Noah Joad is the oldest of the Joad children, and he has always been just a little different. Noah's father helped deliver the boy before the midwife arrived, and he feels guilty that Noah's condition (whatever it might be) is his fault. 

When the family finally crosses the Colorado River into California, they stop and spend the day, as they will travel through the desert at night. This is where Noah tells Tom that he will be staying here rather than going on to California, explaining, "'You know how the folks are nice to me. But they don't really care for me.'" It does not appear that Noah is staying because he is bitter or angry but because he senses that he will be better off staying here.

Of course Tom tries to convince his brother to change his mind, but Noah is determined.
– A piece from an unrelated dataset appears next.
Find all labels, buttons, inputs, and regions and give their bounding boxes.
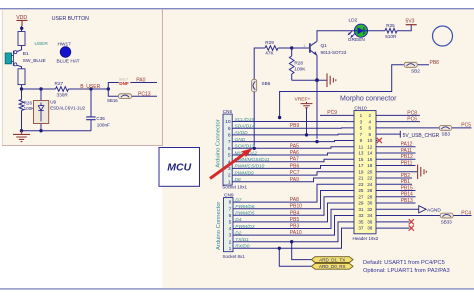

Noah says,

"It ain't no use. I was in that there water. An' I ain't a-gonna leave her. I'm a-gonna go now, Tom--down the river. I'll catch fish an' stuff, but I can't leave her. I can't." 

This is a significant moment, as Noah is the first one in the Joad family to leave voluntarily. He might intuitively know that he is not at all suited to the rigors and hardships ahead of them in California or perhaps he is just tired of the struggle; but he certainly knows this is a place where he feels comfortable and at home, confident that he will never starve living next to a river.

Ma Joad cares only about feeding her family and ensuring that they stay together. Her father dies early in the trip and of course is not traveling with the family any more; however, Noah's leaving represents the real beginning of her family's slow deterioration because he goes willingly. He is the first, but others will also go. Noah's leaving is literal, but is also a symbolic first step to the erosion of the Joad family.